Semaphore

Semaphore, the art of conveying intelligence by sounds and signal across space, is of the highest antiquity with a history than can be traced from Ancient Greece through to the modern age. Through the creative recasting of source materials and new artworks, this exhibition explores semaphore as an ancient strand of human endeavour while exploring the particular phenomenon of semaphore on the island of Ireland during a brief moment in history. The works explore the subversion and control of time and space, the application of human invention in the suppression of nature, people and culture (through colonialism) and more broadly, ideas about landscape, the Anthropocene and the vernacular.
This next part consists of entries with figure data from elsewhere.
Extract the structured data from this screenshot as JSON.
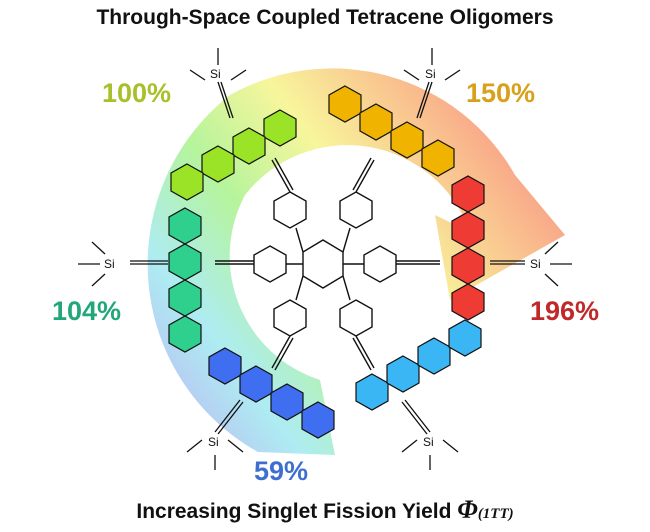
{
  "title": "Through-Space Coupled Tetracene Oligomers",
  "footer": {
    "text": "Increasing Singlet Fission Yield",
    "phi_symbol": "Φ",
    "subscript": "(1TT)"
  },
  "labels": {
    "tips_si": "Si"
  },
  "yields": [
    {
      "text": "100%",
      "color": "#a8c02a"
    },
    {
      "text": "150%",
      "color": "#d9a01b"
    },
    {
      "text": "196%",
      "color": "#c0282a"
    },
    {
      "text": "104%",
      "color": "#22a77a"
    },
    {
      "text": "59%",
      "color": "#3e6fd0"
    }
  ],
  "tetracene_colors": {
    "green": "#9be327",
    "orange": "#f0b400",
    "red": "#ee3b34",
    "teal": "#2fcf8e",
    "blue": "#3f6ff0",
    "cyan": "#39b6f3"
  },
  "arrow_gradient": [
    "#b59cf0",
    "#9fe9f0",
    "#a9f28a",
    "#f6f48a",
    "#f8c07d",
    "#f7876f"
  ]
}
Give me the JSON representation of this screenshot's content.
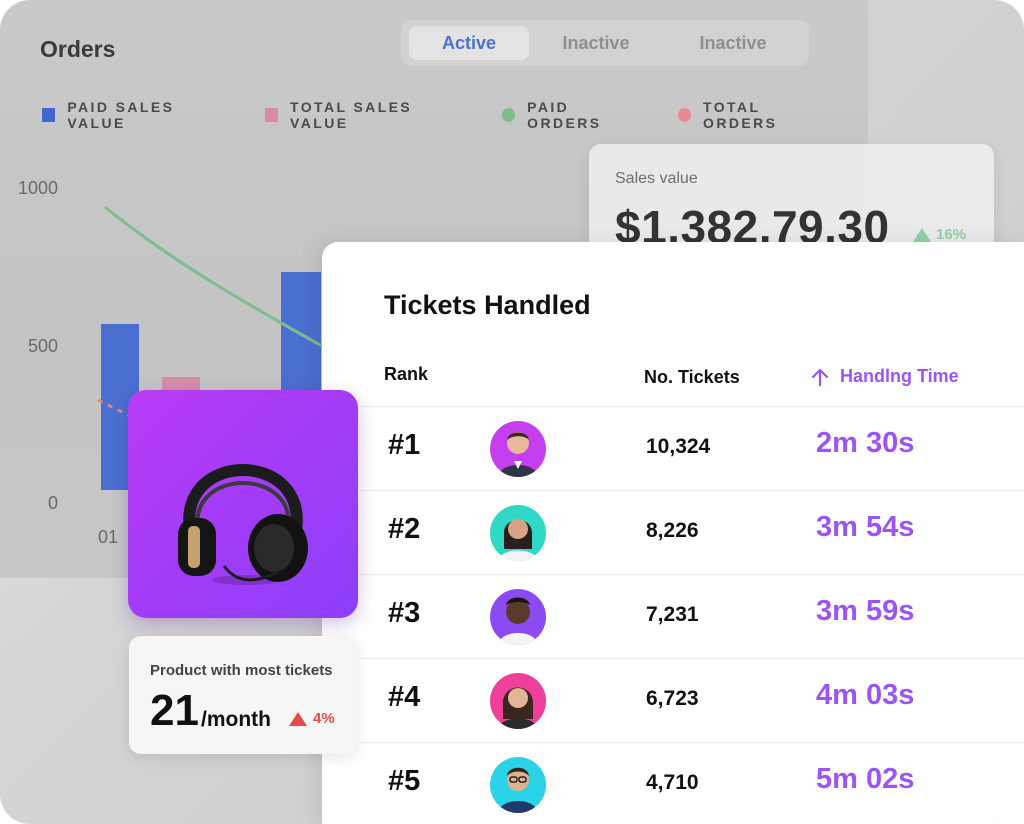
{
  "orders": {
    "title": "Orders",
    "tabs": [
      {
        "label": "Active",
        "active": true
      },
      {
        "label": "Inactive",
        "active": false
      },
      {
        "label": "Inactive",
        "active": false
      }
    ],
    "legend": [
      {
        "label": "PAID SALES VALUE",
        "color": "#3f67cf",
        "marker": "square"
      },
      {
        "label": "TOTAL SALES VALUE",
        "color": "#d98aa6",
        "marker": "square"
      },
      {
        "label": "PAID ORDERS",
        "color": "#7dbd8e",
        "marker": "circle"
      },
      {
        "label": "TOTAL ORDERS",
        "color": "#e68b93",
        "marker": "circle"
      }
    ]
  },
  "chart_data": {
    "type": "bar",
    "categories": [
      "01"
    ],
    "yticks": [
      "1000",
      "500",
      "0"
    ],
    "ylim": [
      0,
      1000
    ],
    "series": [
      {
        "name": "PAID SALES VALUE",
        "values": [
          530
        ]
      },
      {
        "name": "TOTAL SALES VALUE",
        "values": [
          360
        ]
      }
    ],
    "lines": [
      {
        "name": "PAID ORDERS",
        "color": "#7dbd8e"
      },
      {
        "name": "TOTAL ORDERS",
        "color": "#e68b93"
      }
    ]
  },
  "sales": {
    "label": "Sales value",
    "value": "$1,382,79.30",
    "change": "16%",
    "change_color": "#8fd0a6"
  },
  "tickets": {
    "title": "Tickets Handled",
    "headers": {
      "rank": "Rank",
      "count": "No. Tickets",
      "time": "Handlng Time"
    },
    "rows": [
      {
        "rank": "#1",
        "count": "10,324",
        "time": "2m 30s",
        "avatar_bg": "#c53ff0"
      },
      {
        "rank": "#2",
        "count": "8,226",
        "time": "3m 54s",
        "avatar_bg": "#2fd9c5"
      },
      {
        "rank": "#3",
        "count": "7,231",
        "time": "3m 59s",
        "avatar_bg": "#8b4af2"
      },
      {
        "rank": "#4",
        "count": "6,723",
        "time": "4m 03s",
        "avatar_bg": "#ee3f9a"
      },
      {
        "rank": "#5",
        "count": "4,710",
        "time": "5m 02s",
        "avatar_bg": "#2ad3e6"
      }
    ],
    "accent": "#9b55f5"
  },
  "product": {
    "label": "Product with most tickets",
    "value": "21",
    "unit": "/month",
    "change": "4%",
    "change_color": "#e34b4b",
    "icon": "headphones-icon"
  }
}
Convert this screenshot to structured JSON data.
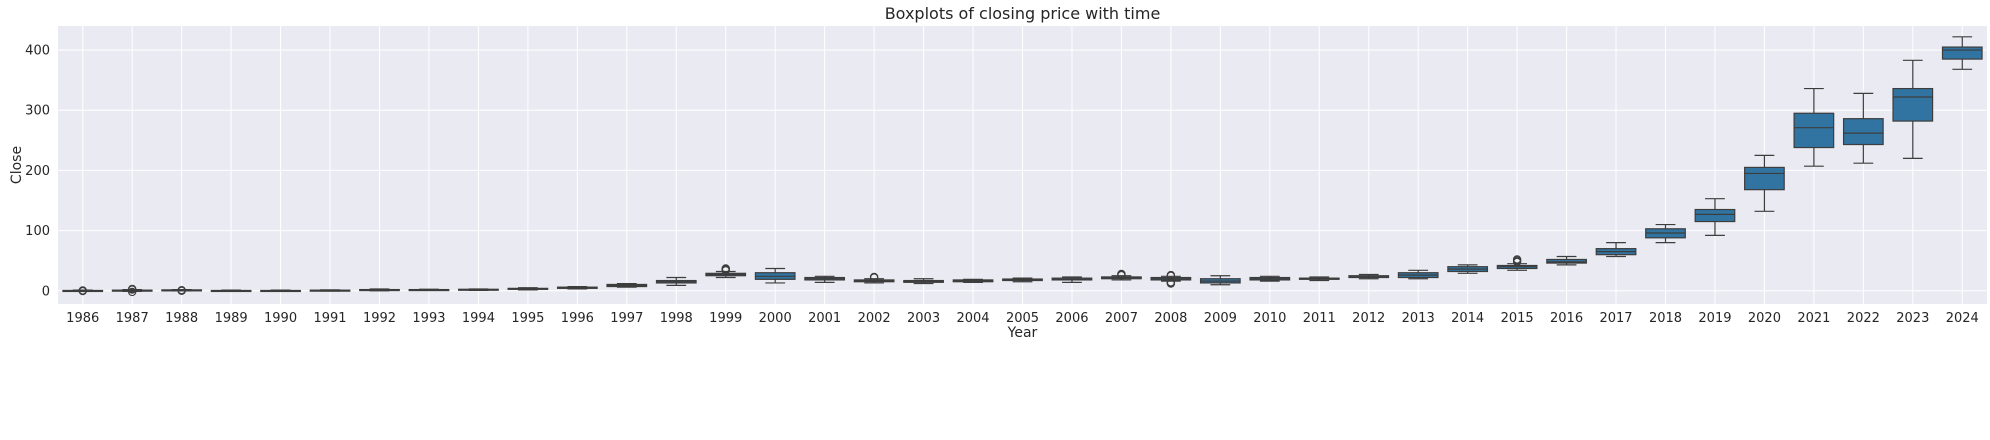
{
  "chart_data": {
    "type": "box",
    "title": "Boxplots of closing price with time",
    "xlabel": "Year",
    "ylabel": "Close",
    "ylim": [
      -22,
      440
    ],
    "yticks": [
      0,
      100,
      200,
      300,
      400
    ],
    "grid": true,
    "box_color": "#3274a1",
    "edge_color": "#3d3d3d",
    "background": "#eaeaf2",
    "categories": [
      "1986",
      "1987",
      "1988",
      "1989",
      "1990",
      "1991",
      "1992",
      "1993",
      "1994",
      "1995",
      "1996",
      "1997",
      "1998",
      "1999",
      "2000",
      "2001",
      "2002",
      "2003",
      "2004",
      "2005",
      "2006",
      "2007",
      "2008",
      "2009",
      "2010",
      "2011",
      "2012",
      "2013",
      "2014",
      "2015",
      "2016",
      "2017",
      "2018",
      "2019",
      "2020",
      "2021",
      "2022",
      "2023",
      "2024"
    ],
    "boxes": [
      {
        "whislo": -1,
        "q1": -0.5,
        "med": 0,
        "q3": 0.5,
        "whishi": 1,
        "fliers": [
          -0.5,
          0.5
        ]
      },
      {
        "whislo": -1,
        "q1": 0,
        "med": 0.5,
        "q3": 1,
        "whishi": 2,
        "fliers": [
          -2,
          2,
          3
        ]
      },
      {
        "whislo": 0,
        "q1": 0.5,
        "med": 1,
        "q3": 1.5,
        "whishi": 2,
        "fliers": [
          0,
          1
        ]
      },
      {
        "whislo": -1,
        "q1": -0.5,
        "med": 0,
        "q3": 0.5,
        "whishi": 1,
        "fliers": []
      },
      {
        "whislo": -1,
        "q1": -0.5,
        "med": 0,
        "q3": 0.5,
        "whishi": 1,
        "fliers": []
      },
      {
        "whislo": -0.5,
        "q1": 0,
        "med": 0.5,
        "q3": 1,
        "whishi": 1.5,
        "fliers": []
      },
      {
        "whislo": 0,
        "q1": 1,
        "med": 1.5,
        "q3": 2,
        "whishi": 3,
        "fliers": []
      },
      {
        "whislo": 0.5,
        "q1": 1,
        "med": 1.5,
        "q3": 2,
        "whishi": 2.5,
        "fliers": []
      },
      {
        "whislo": 0.5,
        "q1": 1.5,
        "med": 2,
        "q3": 2.5,
        "whishi": 3,
        "fliers": []
      },
      {
        "whislo": 1.5,
        "q1": 2.5,
        "med": 3,
        "q3": 4,
        "whishi": 5,
        "fliers": []
      },
      {
        "whislo": 3,
        "q1": 4,
        "med": 5,
        "q3": 6,
        "whishi": 7,
        "fliers": []
      },
      {
        "whislo": 6,
        "q1": 7,
        "med": 8.5,
        "q3": 10.5,
        "whishi": 12,
        "fliers": []
      },
      {
        "whislo": 9,
        "q1": 13,
        "med": 15,
        "q3": 17,
        "whishi": 22,
        "fliers": []
      },
      {
        "whislo": 22,
        "q1": 25,
        "med": 27,
        "q3": 29,
        "whishi": 32,
        "fliers": [
          35,
          36,
          37,
          34
        ]
      },
      {
        "whislo": 13,
        "q1": 19,
        "med": 24,
        "q3": 30,
        "whishi": 37,
        "fliers": []
      },
      {
        "whislo": 14,
        "q1": 18,
        "med": 20,
        "q3": 22,
        "whishi": 24,
        "fliers": []
      },
      {
        "whislo": 13,
        "q1": 15,
        "med": 16,
        "q3": 18,
        "whishi": 20,
        "fliers": [
          22,
          23
        ]
      },
      {
        "whislo": 12,
        "q1": 14,
        "med": 15.5,
        "q3": 17,
        "whishi": 20,
        "fliers": []
      },
      {
        "whislo": 14,
        "q1": 15,
        "med": 16.5,
        "q3": 18,
        "whishi": 19,
        "fliers": []
      },
      {
        "whislo": 15,
        "q1": 17,
        "med": 18,
        "q3": 19.5,
        "whishi": 21,
        "fliers": []
      },
      {
        "whislo": 14,
        "q1": 18,
        "med": 19,
        "q3": 21,
        "whishi": 23,
        "fliers": []
      },
      {
        "whislo": 18,
        "q1": 20,
        "med": 22,
        "q3": 23,
        "whishi": 25,
        "fliers": [
          26,
          27,
          28
        ]
      },
      {
        "whislo": 16,
        "q1": 18,
        "med": 20,
        "q3": 22,
        "whishi": 24,
        "fliers": [
          12,
          13,
          14,
          25,
          26
        ]
      },
      {
        "whislo": 10,
        "q1": 13,
        "med": 16,
        "q3": 20,
        "whishi": 25,
        "fliers": []
      },
      {
        "whislo": 16,
        "q1": 18,
        "med": 20,
        "q3": 22,
        "whishi": 24,
        "fliers": []
      },
      {
        "whislo": 17,
        "q1": 19,
        "med": 20,
        "q3": 21,
        "whishi": 23,
        "fliers": []
      },
      {
        "whislo": 20,
        "q1": 22,
        "med": 24,
        "q3": 25,
        "whishi": 27,
        "fliers": []
      },
      {
        "whislo": 20,
        "q1": 22,
        "med": 26,
        "q3": 30,
        "whishi": 34,
        "fliers": []
      },
      {
        "whislo": 29,
        "q1": 32,
        "med": 36,
        "q3": 40,
        "whishi": 43,
        "fliers": []
      },
      {
        "whislo": 34,
        "q1": 37,
        "med": 40,
        "q3": 42,
        "whishi": 45,
        "fliers": [
          48,
          50,
          52
        ]
      },
      {
        "whislo": 43,
        "q1": 46,
        "med": 48,
        "q3": 52,
        "whishi": 57,
        "fliers": []
      },
      {
        "whislo": 57,
        "q1": 60,
        "med": 65,
        "q3": 70,
        "whishi": 80,
        "fliers": []
      },
      {
        "whislo": 80,
        "q1": 88,
        "med": 96,
        "q3": 103,
        "whishi": 110,
        "fliers": []
      },
      {
        "whislo": 92,
        "q1": 115,
        "med": 127,
        "q3": 135,
        "whishi": 153,
        "fliers": []
      },
      {
        "whislo": 132,
        "q1": 168,
        "med": 195,
        "q3": 205,
        "whishi": 225,
        "fliers": []
      },
      {
        "whislo": 207,
        "q1": 238,
        "med": 271,
        "q3": 295,
        "whishi": 336,
        "fliers": []
      },
      {
        "whislo": 212,
        "q1": 243,
        "med": 262,
        "q3": 286,
        "whishi": 328,
        "fliers": []
      },
      {
        "whislo": 220,
        "q1": 282,
        "med": 322,
        "q3": 336,
        "whishi": 383,
        "fliers": []
      },
      {
        "whislo": 368,
        "q1": 385,
        "med": 400,
        "q3": 405,
        "whishi": 422,
        "fliers": []
      }
    ]
  }
}
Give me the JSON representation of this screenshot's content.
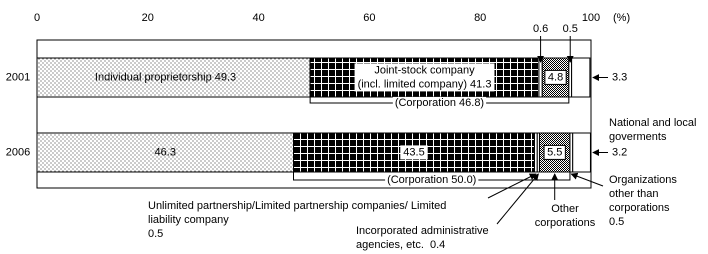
{
  "chart_data": {
    "type": "stacked-bar-horizontal",
    "categories": [
      "2001",
      "2006"
    ],
    "xlim": [
      0,
      100
    ],
    "xticks": [
      0,
      20,
      40,
      60,
      80,
      100
    ],
    "xlabel": "(%)",
    "series": [
      {
        "color": "#000000",
        "pattern": "dots",
        "values": [
          49.3,
          46.3
        ],
        "value_labels": [
          "Individual proprietorship 49.3",
          "46.3"
        ]
      },
      {
        "color": "#000000",
        "pattern": "grid",
        "values": [
          41.3,
          43.5
        ],
        "value_labels": [
          [
            "Joint-stock company",
            "(incl. limited company) 41.3"
          ],
          "43.5"
        ]
      },
      {
        "name": "Unlimited partnership/Limited partnership companies/ Limited liability company",
        "color": "#ffffff",
        "pattern": "none",
        "values": [
          0.6,
          0.5
        ]
      },
      {
        "name": "Incorporated administrative agencies, etc.",
        "color": "#ffffff",
        "pattern": "none",
        "values": [
          null,
          0.4
        ]
      },
      {
        "name": "Other corporations",
        "color": "#000000",
        "pattern": "checker",
        "values": [
          4.8,
          5.5
        ]
      },
      {
        "name": "Organizations other than corporations",
        "color": "#ffffff",
        "pattern": "none",
        "values": [
          0.5,
          0.5
        ]
      },
      {
        "name": "National and local goverments",
        "color": "#ffffff",
        "pattern": "none",
        "values": [
          3.3,
          3.2
        ]
      }
    ],
    "corporation_labels": [
      "(Corporation 46.8)",
      "(Corporation 50.0)"
    ]
  }
}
The exhibition is interested in the lessons of how rapid developments in technology are assimilated into society and culture. The artworks celebrate the physical phenomenon and rudimentary construction of early communication systems and their situation within the Irish landscape. These legible and highly situated systems are in contrast to the cloud-based and non-tangible assets of the current digital communications economy.

Semaphore was commissioned for Architecture at the Edge Festival 2024 in Galway, Ireland.

Field Stations present four ‘stations’ of iconography, exploring the monumental nature of signalling towers through digital drawing. The piece juxtaposes 18th century signalling apparatus against the rapid acceleration of communication and digital technology. In software programme, the semaphore term has been co-opted and is defined as a data structure.

Line of Transmission recasts textual and pictorial source materials with new artworks to create an episodic exploration of semaphore and communication during the late 18th and early 19th century. The arrangement suggests a line of transmission through to the current digital economy and beyond, to the intangible trajectory of AI and quantum technology.

Stone Signals arranges a constellation of 36 signal towers along a simulated chalk coastline. Mirroring the proximity, relativity and physicality of the 81 coastal towers, the installation explores topography, coastal aspect, the impact of human activity on the planet’s landscape, climate and ecosystems (the Anthropocene). Within the marine environs of Galway docks, the piece explores Ireland’s distinct island condition on the periphery of Europe, and frontier of the Atlantic Ocean. The piece uses stacked Kilkenny black marble limestone bricks, in a geological exploration of deep time and the compression of history into a landscape formation.